19 Septembre 2011 , Rédigé par Frédéric Delorca Publié dans #Débats chez les "résistants"

CSONU.jpgJe n'ai pas mis les pieds à la Fête de l'Humanité cette année. Le Temps des Cerises qui y a son stand et mes livres ne me l'a d'ailleurs pas proposé. Je n'y retournerai d'ailleurs sans doute pas avant un bon quart de siècle.

 

Cela m'aide à cultiver un regard détaché. Et du détachement il en faut.
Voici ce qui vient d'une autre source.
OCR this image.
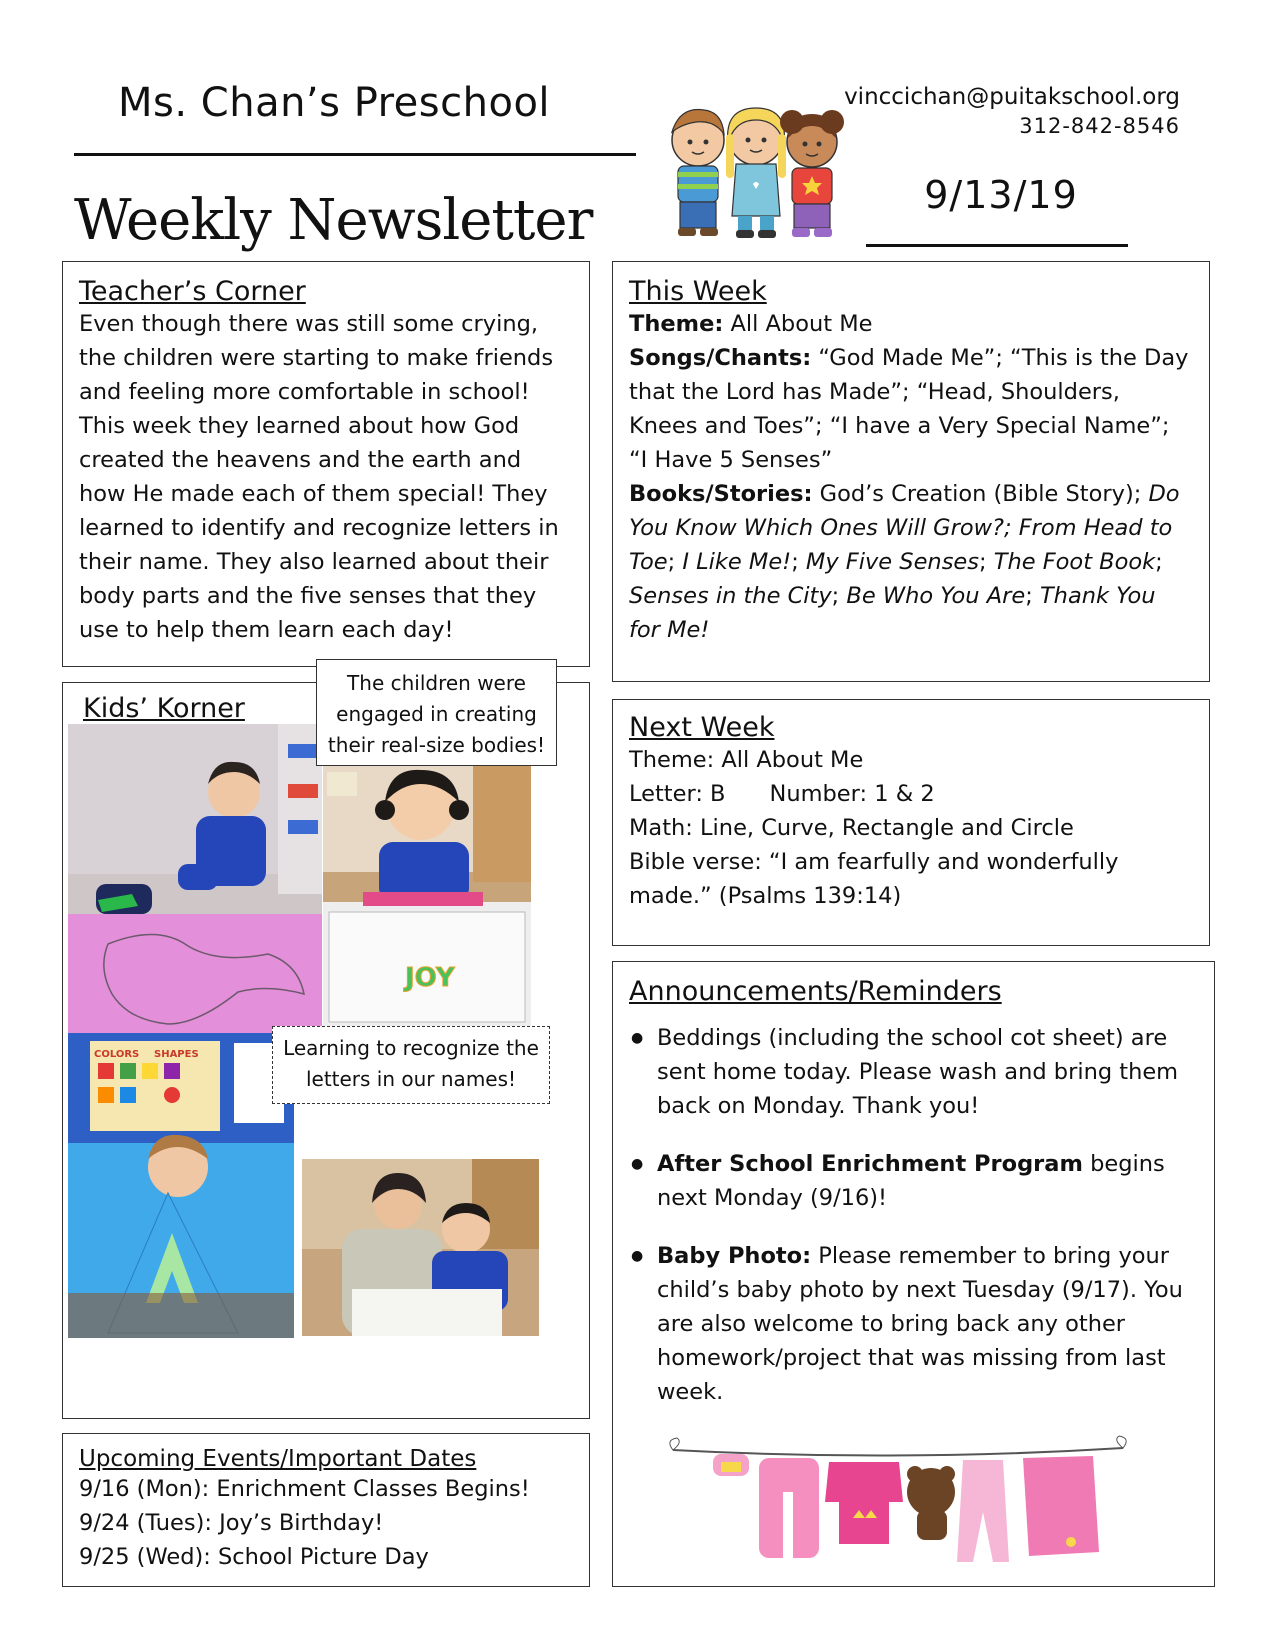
Ms. Chan’s Preschool
Weekly Newsletter
vinccichan@puitakschool.org
312-842-8546
9/13/19
Teacher’s Corner

Even though there was still some crying, the children were starting to make friends and feeling more comfortable in school! This week they learned about how God created the heavens and the earth and how He made each of them special! They learned to identify and recognize letters in their name. They also learned about their body parts and the five senses that they use to help them learn each day!

This Week

Theme: All About Me

Songs/Chants: “God Made Me”; “This is the Day that the Lord has Made”; “Head, Shoulders, Knees and Toes”; “I have a Very Special Name”; “I Have 5 Senses”

Books/Stories: God’s Creation (Bible Story); Do You Know Which Ones Will Grow?; From Head to Toe; I Like Me!; My Five Senses; The Foot Book; Senses in the City; Be Who You Are; Thank You for Me!

Kids’ Korner
JOY
COLORS SHAPES
The children were engaged in creating their real-size bodies!
Learning to recognize the letters in our names!
Next Week

Theme: All About Me

Letter: B Number: 1 & 2

Math: Line, Curve, Rectangle and Circle

Bible verse: “I am fearfully and wonderfully made.” (Psalms 139:14)

Announcements/Reminders
● Beddings (including the school cot sheet) are sent home today. Please wash and bring them back on Monday. Thank you!
● After School Enrichment Program begins next Monday (9/16)!
● Baby Photo: Please remember to bring your child’s baby photo by next Tuesday (9/17). You are also welcome to bring back any other homework/project that was missing from last week.
Upcoming Events/Important Dates

9/16 (Mon): Enrichment Classes Begins!

9/24 (Tues): Joy’s Birthday!

9/25 (Wed): School Picture Day
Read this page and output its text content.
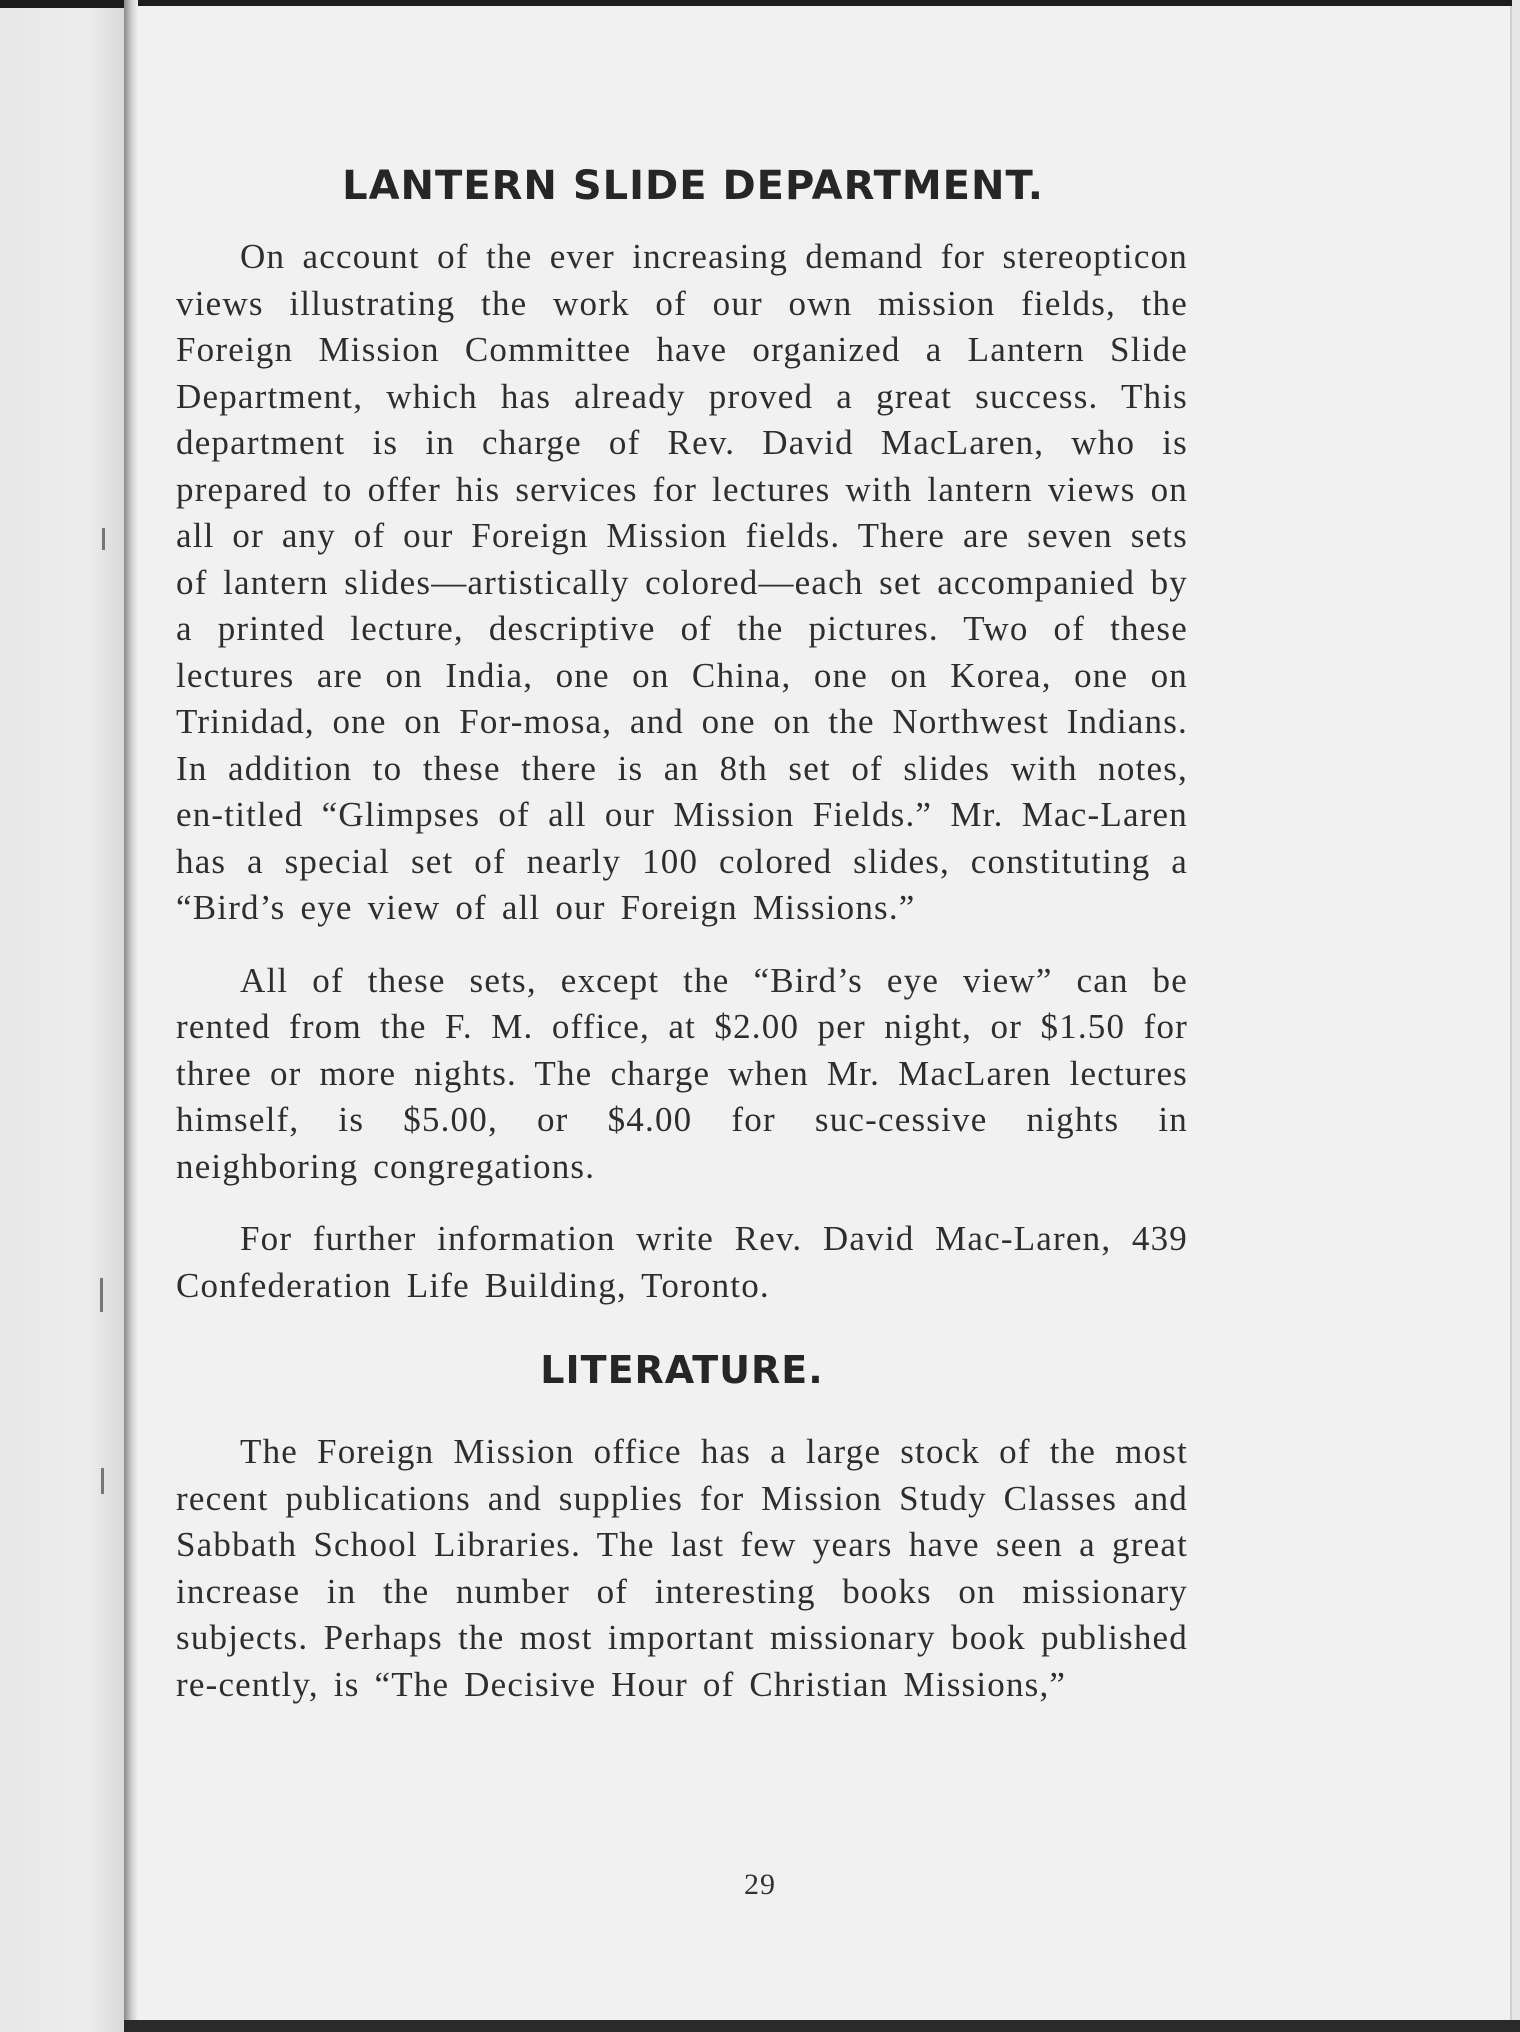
LANTERN SLIDE DEPARTMENT.

On account of the ever increasing demand for stereopticon views illustrating the work of our own mission fields, the Foreign Mission Committee have organized a Lantern Slide Department, which has already proved a great success. This department is in charge of Rev. David MacLaren, who is prepared to offer his services for lectures with lantern views on all or any of our Foreign Mission fields. There are seven sets of lantern slides—artistically colored—each set accompanied by a printed lecture, descriptive of the pictures. Two of these lectures are on India, one on China, one on Korea, one on Trinidad, one on For-mosa, and one on the Northwest Indians. In addition to these there is an 8th set of slides with notes, en-titled “Glimpses of all our Mission Fields.” Mr. Mac-Laren has a special set of nearly 100 colored slides, constituting a “Bird’s eye view of all our Foreign Missions.”

All of these sets, except the “Bird’s eye view” can be rented from the F. M. office, at $2.00 per night, or $1.50 for three or more nights. The charge when Mr. MacLaren lectures himself, is $5.00, or $4.00 for suc-cessive nights in neighboring congregations.

For further information write Rev. David Mac-Laren, 439 Confederation Life Building, Toronto.

LITERATURE.

The Foreign Mission office has a large stock of the most recent publications and supplies for Mission Study Classes and Sabbath School Libraries. The last few years have seen a great increase in the number of interesting books on missionary subjects. Perhaps the most important missionary book published re-cently, is “The Decisive Hour of Christian Missions,”

29
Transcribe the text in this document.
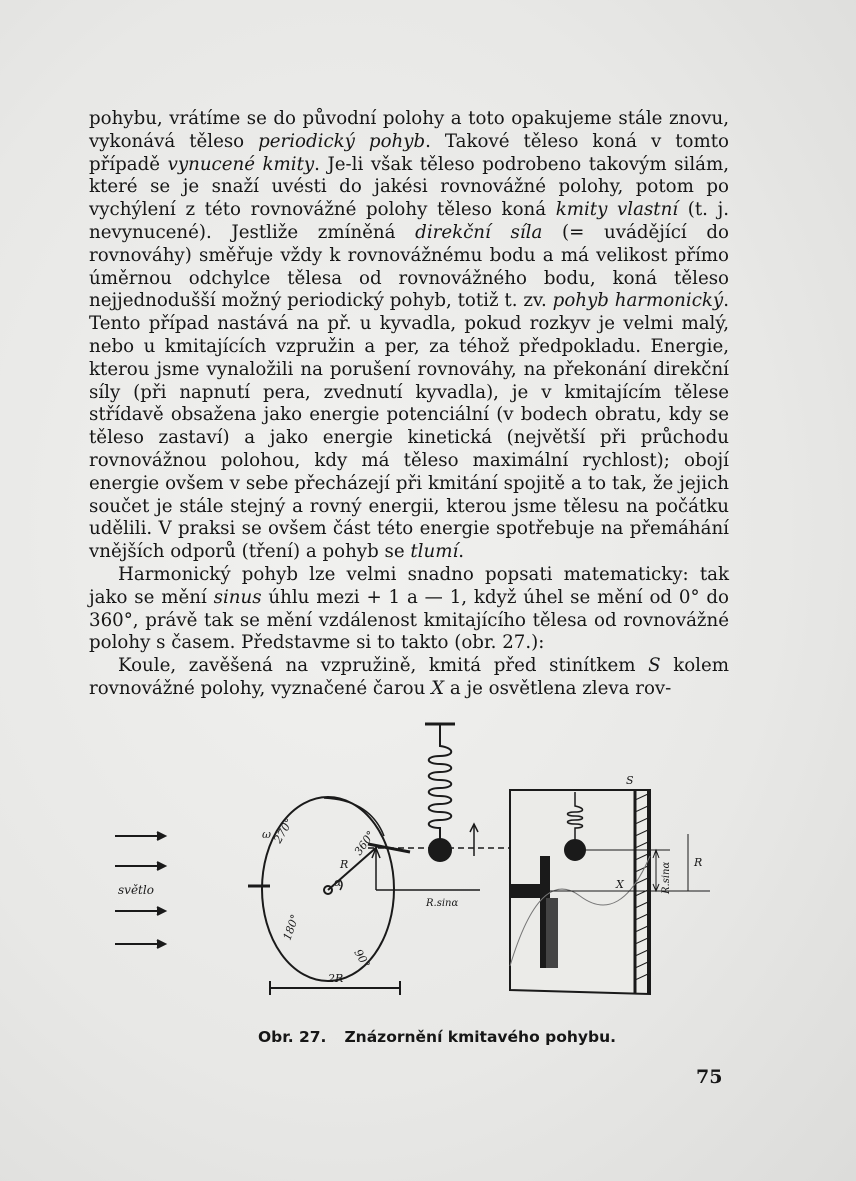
pohybu, vrátíme se do původní polohy a toto opakujeme stále znovu, vykonává těleso periodický pohyb. Takové těleso koná v tomto případě vynucené kmity. Je-li však těleso podrobeno takovým silám, které se je snaží uvésti do jakési rovnovážné polohy, potom po vychýlení z této rovnovážné polohy těleso koná kmity vlastní (t. j. nevynucené). Jestliže zmíněná direkční síla (= uvádějící do rovnováhy) směřuje vždy k rovnovážnému bodu a má velikost přímo úměrnou odchylce tělesa od rovnovážného bodu, koná těleso nejjednodušší možný periodický pohyb, totiž t. zv. pohyb harmonický. Tento případ nastává na př. u kyvadla, pokud rozkyv je velmi malý, nebo u kmitajících vzpružin a per, za téhož předpokladu. Energie, kterou jsme vynaložili na porušení rovnováhy, na překonání direkční síly (při napnutí pera, zvednutí kyvadla), je v kmitajícím tělese střídavě obsažena jako energie potenciální (v bodech obratu, kdy se těleso zastaví) a jako energie kinetická (největší při průchodu rovnovážnou polohou, kdy má těleso maximální rychlost); obojí energie ovšem v sebe přecházejí při kmitání spojitě a to tak, že jejich součet je stále stejný a rovný energii, kterou jsme tělesu na počátku udělili. V praksi se ovšem část této energie spotřebuje na přemáhání vnějších odporů (tření) a pohyb se tlumí.

Harmonický pohyb lze velmi snadno popsati matematicky: tak jako se mění sinus úhlu mezi + 1 a — 1, když úhel se mění od 0° do 360°, právě tak se mění vzdálenost kmitajícího tělesa od rovnovážné polohy s časem. Představme si to takto (obr. 27.):

Koule, zavěšená na vzpružině, kmitá před stinítkem S kolem rovnovážné polohy, vyznačené čarou X a je osvětlena zleva rov-

světlo
ω 270°	360°
R
α
180°
90°
R.sinα
2R
S
X	R.sinα R
Obr. 27. Znázornění kmitavého pohybu.
75
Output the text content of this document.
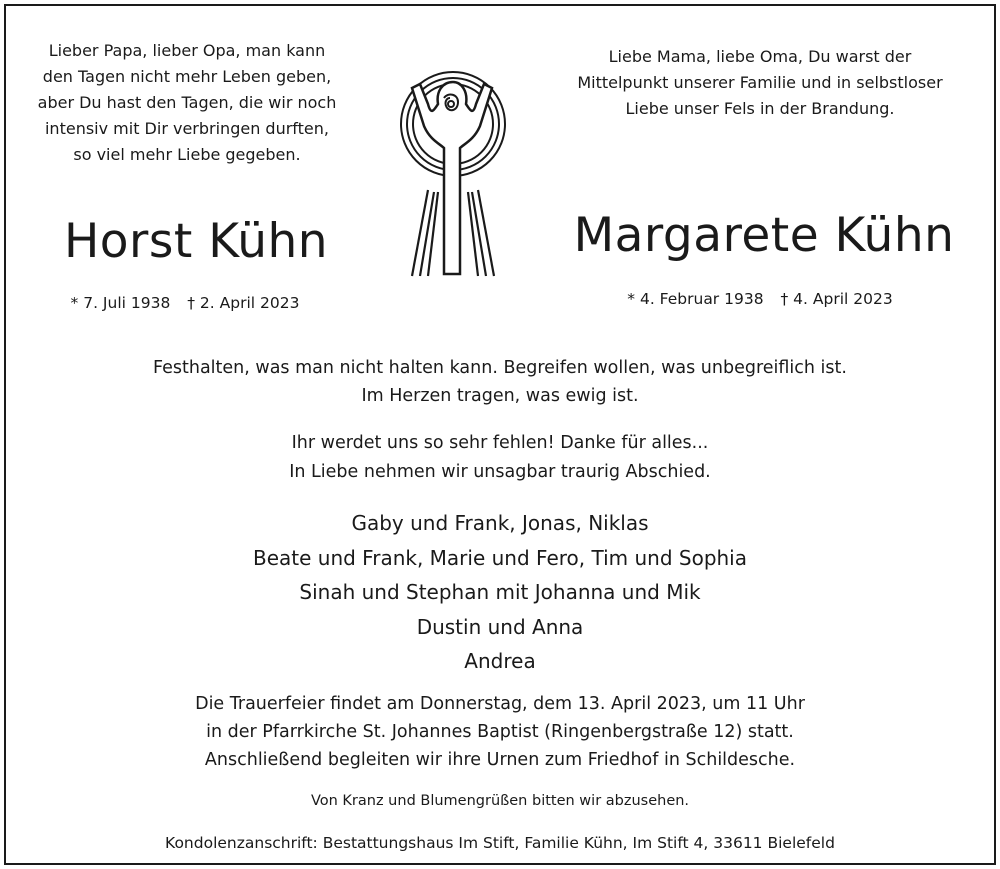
Lieber Papa, lieber Opa, man kann
den Tagen nicht mehr Leben geben,
aber Du hast den Tagen, die wir noch
intensiv mit Dir verbringen durften,
so viel mehr Liebe gegeben.
Liebe Mama, liebe Oma, Du warst der
Mittelpunkt unserer Familie und in selbstloser
Liebe unser Fels in der Brandung.
Horst Kühn	Margarete Kühn
* 7. Juli 1938 † 2. April 2023	* 4. Februar 1938 † 4. April 2023
Festhalten, was man nicht halten kann. Begreifen wollen, was unbegreiflich ist.
Im Herzen tragen, was ewig ist.
Ihr werdet uns so sehr fehlen! Danke für alles...
In Liebe nehmen wir unsagbar traurig Abschied.
Gaby und Frank, Jonas, Niklas
Beate und Frank, Marie und Fero, Tim und Sophia
Sinah und Stephan mit Johanna und Mik
Dustin und Anna
Andrea
Die Trauerfeier findet am Donnerstag, dem 13. April 2023, um 11 Uhr
in der Pfarrkirche St. Johannes Baptist (Ringenbergstraße 12) statt.
Anschließend begleiten wir ihre Urnen zum Friedhof in Schildesche.
Von Kranz und Blumengrüßen bitten wir abzusehen.
Kondolenzanschrift: Bestattungshaus Im Stift, Familie Kühn, Im Stift 4, 33611 Bielefeld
Par exemple quand on voit que des pays aussi directement menacés par l'ingérence occidentale que le Soudan, la Syrie, le Liban, l'Iran et le Sri Lanka votent aujourd'hui comme un seul homme pour la reconnaissance d'un régime libyen directement issu de ladite ingérence (alors que les champions de l'ingérence étrangère - les dirigeants actuels du Rwanda - votent contre cette reconnaissance !), on se dit qu'il n'y a plus grand chose à attendre.... (Au fait je me demande si les grands manitous de l'info "alternative" manichéenne qui sévissent sur le Net signaleront ces bizarreries dans leurs papiers)...

 

La diplomatie va bientôt redevenir aussi subtile qu'à l'époque de Delcassé... Et les peuples n'oseront plus guère s'investir dans les relations internationales car les petits jeux entre empires (l'empire occidental, celui des Russes, celui des Turcs ou des Chiois) n'intéresseront personne (sauf les victimes directes - en 1900 c'étaient les Balkans et nos colonies, aujourd'hui les Africains et le Proche-Orient).

Les gens ne pourront pas croire à l'alliance des mouvements citoyens de par le monde, ni à la grève générale anti-guerre (qui a magnifiquement échoué en 1914). Ils pourront juste créer des groupes sur Facebook du genre "J'aime la paix", "Sarkozy rentre chez toi". Régression d'école maternelle.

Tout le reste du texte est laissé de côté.